5. Congress brings the government back to the brink of shutdown
A dispute over funding the U.S. budget for the upcoming fiscal year has brought the government close to a shutdown again. The new fiscal year begins October 1. The source of the dispute is a power struggle among House Republicans over Speaker Kevin McCarthy’s leadership. Bipartisan talks are underway to provide temporary funding to extend the deadline. However, previous fiscal brinkmanship has resulted in downgrades of the nation’s credit rating. So, even with an agreement, the repeated threats could raise America’s borrowing costs. See article at BBC.com.
6. Mortgage rates rise to highest level since the year 2000
30-year mortgage rates increased by 12 basis points last week to 7.31%. That’s the highest they’ve been in 23 years. Mortgage rates have been rising fairly steadily for the past eight months. They are now 1.22% higher than when they hit their low point for this year, at 6.09% on February 2. 15-year mortgage rates rose even more sharply last week. They climbed by 18 basis points to 6.72%. See rate details at FreddieMac.com.
7. Mortgage applications continue to decrease
Mortgage applications declined last week and are down sharply from last year. This reflects the continuing impact of higher interest rates. Applications for new purchase mortgages dropped by 2% last week and are 27% lower than it was a year ago. Applications for refinance mortgages dropped by 1% last week and are 21% lower than a year ago. See news releases at MBA.org.

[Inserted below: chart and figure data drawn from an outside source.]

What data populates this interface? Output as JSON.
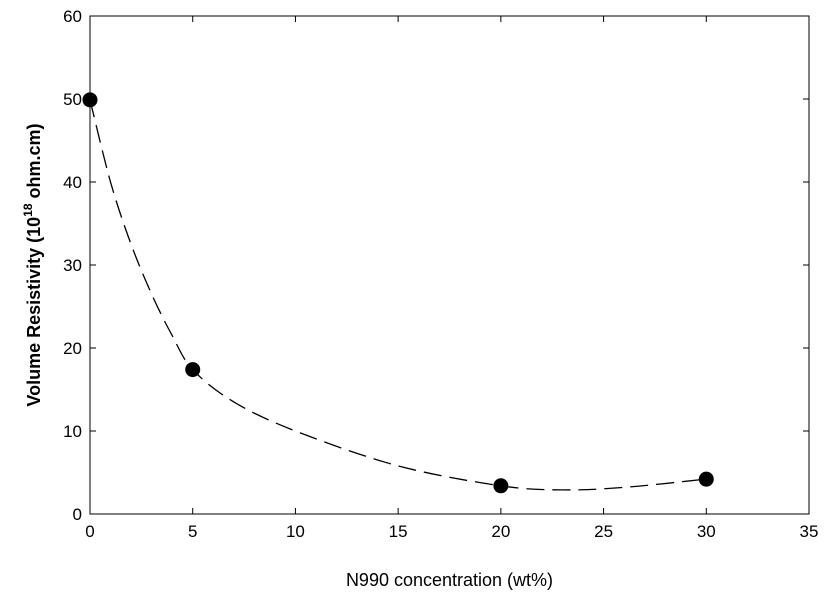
{
  "chart_data": {
    "type": "scatter",
    "title": "",
    "xlabel": "N990 concentration (wt%)",
    "ylabel": {
      "prefix": "Volume Resistivity (10",
      "superscript": "18",
      "suffix": " ohm.cm)"
    },
    "xlim": [
      0,
      35
    ],
    "ylim": [
      0,
      60
    ],
    "xticks": [
      "0",
      "5",
      "10",
      "15",
      "20",
      "25",
      "30",
      "35"
    ],
    "yticks": [
      "0",
      "10",
      "20",
      "30",
      "40",
      "50",
      "60"
    ],
    "grid": false,
    "legend": "none",
    "series": [
      {
        "marker": "filled-circle",
        "color": "#000000",
        "points": [
          {
            "x": 0,
            "y": 49.9
          },
          {
            "x": 5,
            "y": 17.4
          },
          {
            "x": 20,
            "y": 3.4
          },
          {
            "x": 30,
            "y": 4.2
          }
        ]
      }
    ],
    "fit_curve": {
      "style": "dashed",
      "color": "#000000",
      "points": [
        {
          "x": 0,
          "y": 49.9
        },
        {
          "x": 1,
          "y": 40.0
        },
        {
          "x": 2,
          "y": 32.5
        },
        {
          "x": 3,
          "y": 26.5
        },
        {
          "x": 4,
          "y": 21.5
        },
        {
          "x": 5,
          "y": 17.4
        },
        {
          "x": 7,
          "y": 13.5
        },
        {
          "x": 10,
          "y": 10.0
        },
        {
          "x": 15,
          "y": 5.8
        },
        {
          "x": 20,
          "y": 3.4
        },
        {
          "x": 23,
          "y": 2.9
        },
        {
          "x": 26,
          "y": 3.2
        },
        {
          "x": 30,
          "y": 4.2
        }
      ]
    }
  }
}
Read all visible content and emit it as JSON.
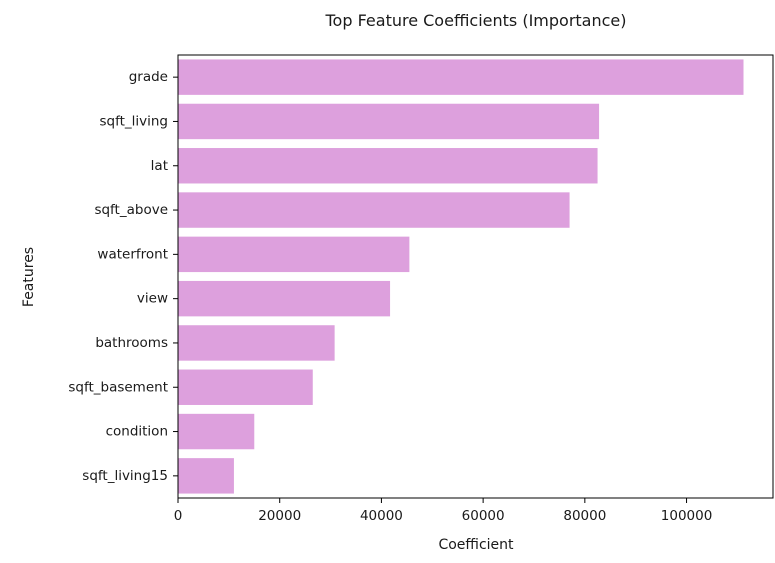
{
  "chart_data": {
    "type": "bar",
    "orientation": "horizontal",
    "title": "Top Feature Coefficients (Importance)",
    "xlabel": "Coefficient",
    "ylabel": "Features",
    "categories": [
      "grade",
      "sqft_living",
      "lat",
      "sqft_above",
      "waterfront",
      "view",
      "bathrooms",
      "sqft_basement",
      "condition",
      "sqft_living15"
    ],
    "values": [
      111200,
      82800,
      82500,
      77000,
      45500,
      41700,
      30800,
      26500,
      15000,
      11000
    ],
    "xlim": [
      0,
      117000
    ],
    "xticks": [
      0,
      20000,
      40000,
      60000,
      80000,
      100000
    ],
    "xtick_labels": [
      "0",
      "20000",
      "40000",
      "60000",
      "80000",
      "100000"
    ],
    "bar_color": "#dda0dd",
    "grid": false,
    "legend": false
  }
}
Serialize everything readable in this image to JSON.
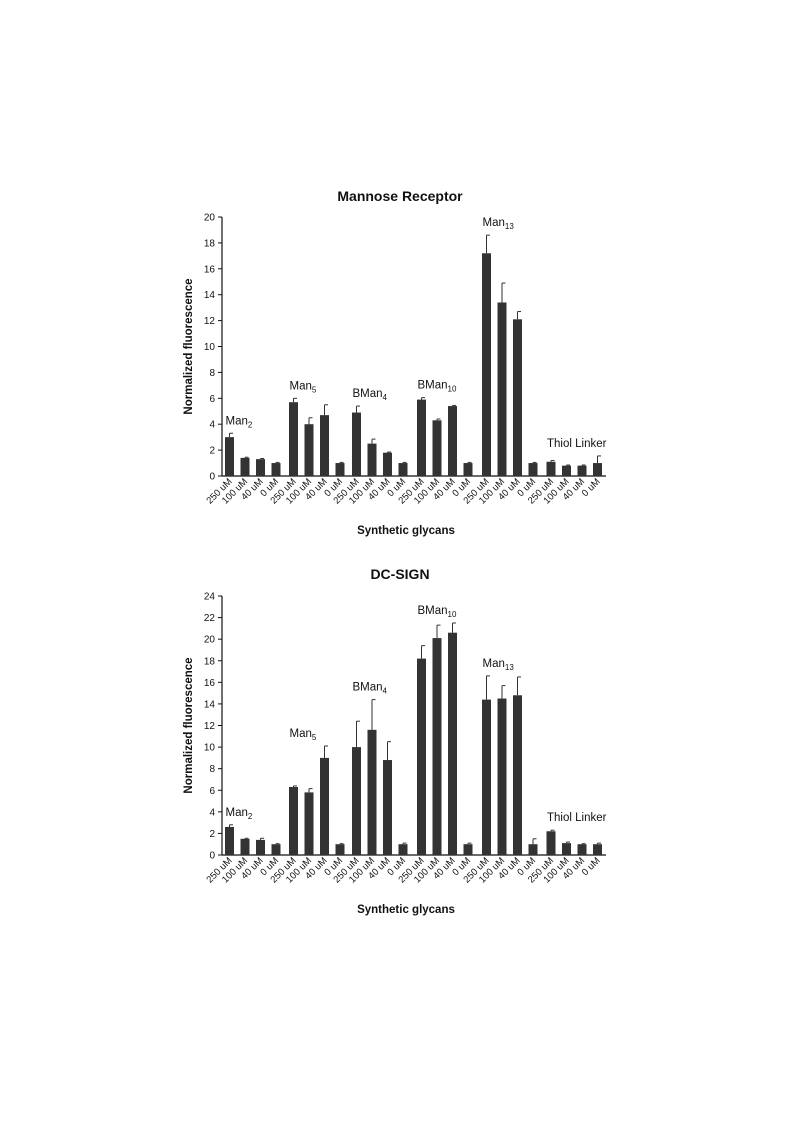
{
  "chart_data": [
    {
      "type": "bar",
      "title": "Mannose Receptor",
      "xlabel": "Synthetic glycans",
      "ylabel": "Normalized fluorescence",
      "ylim": [
        0,
        20
      ],
      "yticks": [
        0,
        2,
        4,
        6,
        8,
        10,
        12,
        14,
        16,
        18,
        20
      ],
      "grid": false,
      "error_bars": true,
      "groups": [
        {
          "base": "Man",
          "sub": "2",
          "categories": [
            "250 uM",
            "100 uM",
            "40 uM",
            "0 uM"
          ],
          "values": [
            3.0,
            1.4,
            1.3,
            1.0
          ],
          "errors": [
            0.3,
            0.05,
            0.05,
            0.05
          ]
        },
        {
          "base": "Man",
          "sub": "5",
          "categories": [
            "250 uM",
            "100 uM",
            "40 uM",
            "0 uM"
          ],
          "values": [
            5.7,
            4.0,
            4.7,
            1.0
          ],
          "errors": [
            0.3,
            0.5,
            0.8,
            0.05
          ]
        },
        {
          "base": "BMan",
          "sub": "4",
          "categories": [
            "250 uM",
            "100 uM",
            "40 uM",
            "0 uM"
          ],
          "values": [
            4.9,
            2.5,
            1.8,
            1.0
          ],
          "errors": [
            0.5,
            0.35,
            0.05,
            0.05
          ]
        },
        {
          "base": "BMan",
          "sub": "10",
          "categories": [
            "250 uM",
            "100 uM",
            "40 uM",
            "0 uM"
          ],
          "values": [
            5.9,
            4.3,
            5.4,
            1.0
          ],
          "errors": [
            0.15,
            0.1,
            0.05,
            0.05
          ]
        },
        {
          "base": "Man",
          "sub": "13",
          "categories": [
            "250 uM",
            "100 uM",
            "40 uM",
            "0 uM"
          ],
          "values": [
            17.2,
            13.4,
            12.1,
            1.0
          ],
          "errors": [
            1.4,
            1.5,
            0.6,
            0.05
          ]
        },
        {
          "base": "Thiol Linker",
          "sub": "",
          "categories": [
            "250 uM",
            "100 uM",
            "40 uM",
            "0 uM"
          ],
          "values": [
            1.1,
            0.8,
            0.8,
            1.0
          ],
          "errors": [
            0.1,
            0.05,
            0.05,
            0.55
          ]
        }
      ]
    },
    {
      "type": "bar",
      "title": "DC-SIGN",
      "xlabel": "Synthetic glycans",
      "ylabel": "Normalized fluorescence",
      "ylim": [
        0,
        24
      ],
      "yticks": [
        0,
        2,
        4,
        6,
        8,
        10,
        12,
        14,
        16,
        18,
        20,
        22,
        24
      ],
      "grid": false,
      "error_bars": true,
      "groups": [
        {
          "base": "Man",
          "sub": "2",
          "categories": [
            "250 uM",
            "100 uM",
            "40 uM",
            "0 uM"
          ],
          "values": [
            2.6,
            1.5,
            1.4,
            1.0
          ],
          "errors": [
            0.2,
            0.05,
            0.15,
            0.05
          ]
        },
        {
          "base": "Man",
          "sub": "5",
          "categories": [
            "250 uM",
            "100 uM",
            "40 uM",
            "0 uM"
          ],
          "values": [
            6.3,
            5.8,
            9.0,
            1.0
          ],
          "errors": [
            0.1,
            0.35,
            1.1,
            0.05
          ]
        },
        {
          "base": "BMan",
          "sub": "4",
          "categories": [
            "250 uM",
            "100 uM",
            "40 uM",
            "0 uM"
          ],
          "values": [
            10.0,
            11.6,
            8.8,
            1.0
          ],
          "errors": [
            2.4,
            2.8,
            1.7,
            0.1
          ]
        },
        {
          "base": "BMan",
          "sub": "10",
          "categories": [
            "250 uM",
            "100 uM",
            "40 uM",
            "0 uM"
          ],
          "values": [
            18.2,
            20.1,
            20.6,
            1.0
          ],
          "errors": [
            1.2,
            1.2,
            0.9,
            0.1
          ]
        },
        {
          "base": "Man",
          "sub": "13",
          "categories": [
            "250 uM",
            "100 uM",
            "40 uM",
            "0 uM"
          ],
          "values": [
            14.4,
            14.5,
            14.8,
            1.0
          ],
          "errors": [
            2.2,
            1.2,
            1.7,
            0.5
          ]
        },
        {
          "base": "Thiol Linker",
          "sub": "",
          "categories": [
            "250 uM",
            "100 uM",
            "40 uM",
            "0 uM"
          ],
          "values": [
            2.2,
            1.1,
            1.0,
            1.0
          ],
          "errors": [
            0.1,
            0.1,
            0.05,
            0.1
          ]
        }
      ]
    }
  ],
  "colors": {
    "bar": "#333333",
    "axis": "#111111"
  }
}
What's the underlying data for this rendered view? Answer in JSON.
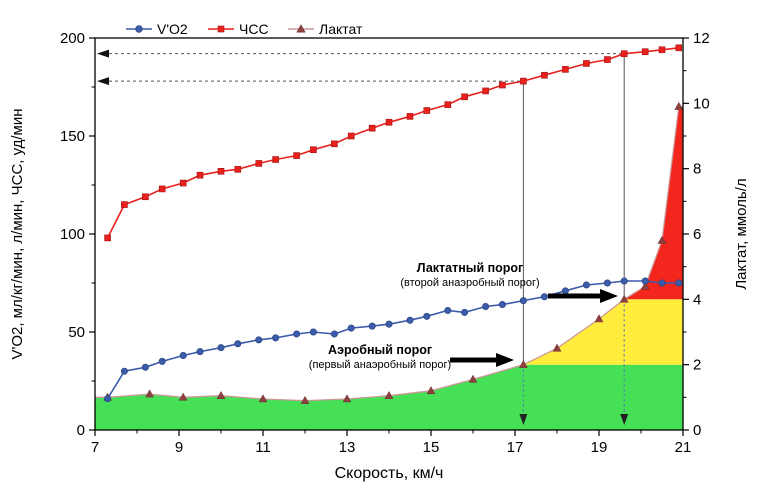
{
  "chart_data": {
    "type": "line",
    "xlabel": "Скорость, км/ч",
    "ylabel_left": "V'O2, мл/кг/мин, л/мин, ЧСС, уд/мин",
    "ylabel_right": "Лактат, ммоль/л",
    "x_range": [
      7,
      21
    ],
    "y_left_range": [
      0,
      200
    ],
    "y_right_range": [
      0,
      12
    ],
    "x_ticks": [
      7,
      9,
      11,
      13,
      15,
      17,
      19,
      21
    ],
    "x_minor_ticks": [
      8,
      10,
      12,
      14,
      16,
      18,
      20
    ],
    "y_left_ticks": [
      0,
      50,
      100,
      150,
      200
    ],
    "y_left_minor_ticks": [
      25,
      75,
      125,
      175
    ],
    "y_right_ticks": [
      0,
      2,
      4,
      6,
      8,
      10,
      12
    ],
    "y_right_minor_ticks": [
      1,
      3,
      5,
      7,
      9,
      11
    ],
    "legend": [
      {
        "label": "V'O2",
        "marker": "circle"
      },
      {
        "label": "ЧСС",
        "marker": "square"
      },
      {
        "label": "Лактат",
        "marker": "triangle"
      }
    ],
    "series": {
      "vo2": {
        "name": "V'O2",
        "axis": "left",
        "points": [
          [
            7.3,
            16
          ],
          [
            7.7,
            30
          ],
          [
            8.2,
            32
          ],
          [
            8.6,
            35
          ],
          [
            9.1,
            38
          ],
          [
            9.5,
            40
          ],
          [
            10,
            42
          ],
          [
            10.4,
            44
          ],
          [
            10.9,
            46
          ],
          [
            11.3,
            47
          ],
          [
            11.8,
            49
          ],
          [
            12.2,
            50
          ],
          [
            12.7,
            49
          ],
          [
            13.1,
            52
          ],
          [
            13.6,
            53
          ],
          [
            14,
            54
          ],
          [
            14.5,
            56
          ],
          [
            14.9,
            58
          ],
          [
            15.4,
            61
          ],
          [
            15.8,
            60
          ],
          [
            16.3,
            63
          ],
          [
            16.7,
            64
          ],
          [
            17.2,
            66
          ],
          [
            17.7,
            68
          ],
          [
            18.2,
            71
          ],
          [
            18.7,
            74
          ],
          [
            19.2,
            75
          ],
          [
            19.6,
            76
          ],
          [
            20.1,
            76
          ],
          [
            20.5,
            75
          ],
          [
            20.9,
            75
          ]
        ]
      },
      "chss": {
        "name": "ЧСС",
        "axis": "left",
        "points": [
          [
            7.3,
            98
          ],
          [
            7.7,
            115
          ],
          [
            8.2,
            119
          ],
          [
            8.6,
            123
          ],
          [
            9.1,
            126
          ],
          [
            9.5,
            130
          ],
          [
            10,
            132
          ],
          [
            10.4,
            133
          ],
          [
            10.9,
            136
          ],
          [
            11.3,
            138
          ],
          [
            11.8,
            140
          ],
          [
            12.2,
            143
          ],
          [
            12.7,
            146
          ],
          [
            13.1,
            150
          ],
          [
            13.6,
            154
          ],
          [
            14,
            157
          ],
          [
            14.5,
            160
          ],
          [
            14.9,
            163
          ],
          [
            15.4,
            166
          ],
          [
            15.8,
            170
          ],
          [
            16.3,
            173
          ],
          [
            16.7,
            176
          ],
          [
            17.2,
            178
          ],
          [
            17.7,
            181
          ],
          [
            18.2,
            184
          ],
          [
            18.7,
            187
          ],
          [
            19.2,
            189
          ],
          [
            19.6,
            192
          ],
          [
            20.1,
            193
          ],
          [
            20.5,
            194
          ],
          [
            20.9,
            195
          ]
        ]
      },
      "lactate": {
        "name": "Лактат",
        "axis": "right",
        "points": [
          [
            7.3,
            1
          ],
          [
            8.3,
            1.1
          ],
          [
            9.1,
            1
          ],
          [
            10,
            1.05
          ],
          [
            11,
            0.95
          ],
          [
            12,
            0.9
          ],
          [
            13,
            0.95
          ],
          [
            14,
            1.05
          ],
          [
            15,
            1.2
          ],
          [
            16,
            1.55
          ],
          [
            17.2,
            2
          ],
          [
            18,
            2.5
          ],
          [
            19,
            3.4
          ],
          [
            19.6,
            4
          ],
          [
            20.1,
            4.4
          ],
          [
            20.5,
            5.8
          ],
          [
            20.9,
            9.9
          ]
        ]
      }
    },
    "zones": {
      "aerobic_boundary_mmol": 2,
      "anaerobic_boundary_mmol": 4
    },
    "thresholds": {
      "aerobic": {
        "speed_kmh": 17.2,
        "hr": 178
      },
      "anaerobic": {
        "speed_kmh": 19.6,
        "hr": 192
      }
    },
    "annotations": {
      "lactate_threshold": {
        "title": "Лактатный порог",
        "subtitle": "(второй анаэробный порог)"
      },
      "aerobic_threshold": {
        "title": "Аэробный порог",
        "subtitle": "(первый анаэробный порог)"
      }
    },
    "colors": {
      "vo2": "#3b5bab",
      "vo2_edge": "#263f78",
      "chss": "#e8211d",
      "chss_edge": "#a21212",
      "lactate_line": "#cc9999",
      "lactate_marker": "#8e4040",
      "lactate_edge": "#6b2f2f",
      "zone_green": "#46e056",
      "zone_yellow": "#ffec3d",
      "zone_red": "#f3261d",
      "threshold_line": "#555555",
      "threshold_dotted": "#5577bb"
    }
  }
}
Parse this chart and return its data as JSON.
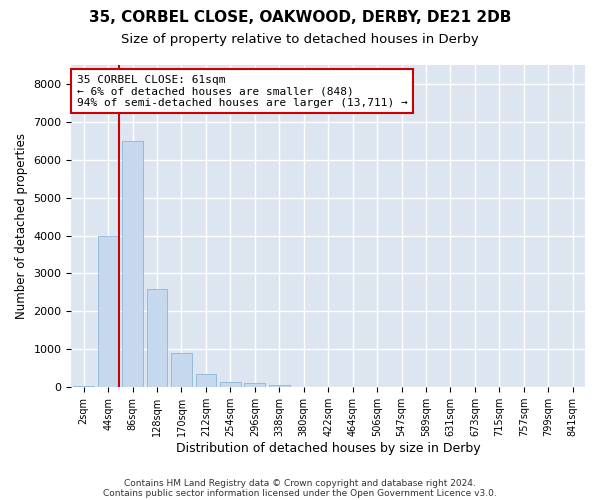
{
  "title1": "35, CORBEL CLOSE, OAKWOOD, DERBY, DE21 2DB",
  "title2": "Size of property relative to detached houses in Derby",
  "xlabel": "Distribution of detached houses by size in Derby",
  "ylabel": "Number of detached properties",
  "bar_labels": [
    "2sqm",
    "44sqm",
    "86sqm",
    "128sqm",
    "170sqm",
    "212sqm",
    "254sqm",
    "296sqm",
    "338sqm",
    "380sqm",
    "422sqm",
    "464sqm",
    "506sqm",
    "547sqm",
    "589sqm",
    "631sqm",
    "673sqm",
    "715sqm",
    "757sqm",
    "799sqm",
    "841sqm"
  ],
  "bar_values": [
    20,
    4000,
    6500,
    2600,
    900,
    350,
    130,
    100,
    60,
    10,
    5,
    3,
    2,
    1,
    0,
    0,
    0,
    0,
    0,
    0,
    0
  ],
  "bar_color": "#c5d8ee",
  "bar_edgecolor": "#7aaed4",
  "vline_x_index": 1.45,
  "vline_color": "#cc0000",
  "annotation_line1": "35 CORBEL CLOSE: 61sqm",
  "annotation_line2": "← 6% of detached houses are smaller (848)",
  "annotation_line3": "94% of semi-detached houses are larger (13,711) →",
  "annotation_box_color": "white",
  "annotation_box_edgecolor": "#cc0000",
  "ylim": [
    0,
    8500
  ],
  "yticks": [
    0,
    1000,
    2000,
    3000,
    4000,
    5000,
    6000,
    7000,
    8000
  ],
  "footer1": "Contains HM Land Registry data © Crown copyright and database right 2024.",
  "footer2": "Contains public sector information licensed under the Open Government Licence v3.0.",
  "plot_bg_color": "#dde6f0",
  "grid_color": "white",
  "title1_fontsize": 11,
  "title2_fontsize": 9.5,
  "xlabel_fontsize": 9,
  "ylabel_fontsize": 8.5,
  "footer_fontsize": 6.5
}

8. Consumer confidence in the economy is falling
The Conference Board’s Consumer Confidence Index fell by 5.2% in September. This was the second consecutive monthly decline for that index. The index component, based on consumers’ assessment of current conditions, rose slightly in September. However, the index component, which measures expectations for the next six months, fell by more than 11% in September. That brought the Expectations Index down below 80, a level traditionally presaged recessions. See press release at Conference-Board.org.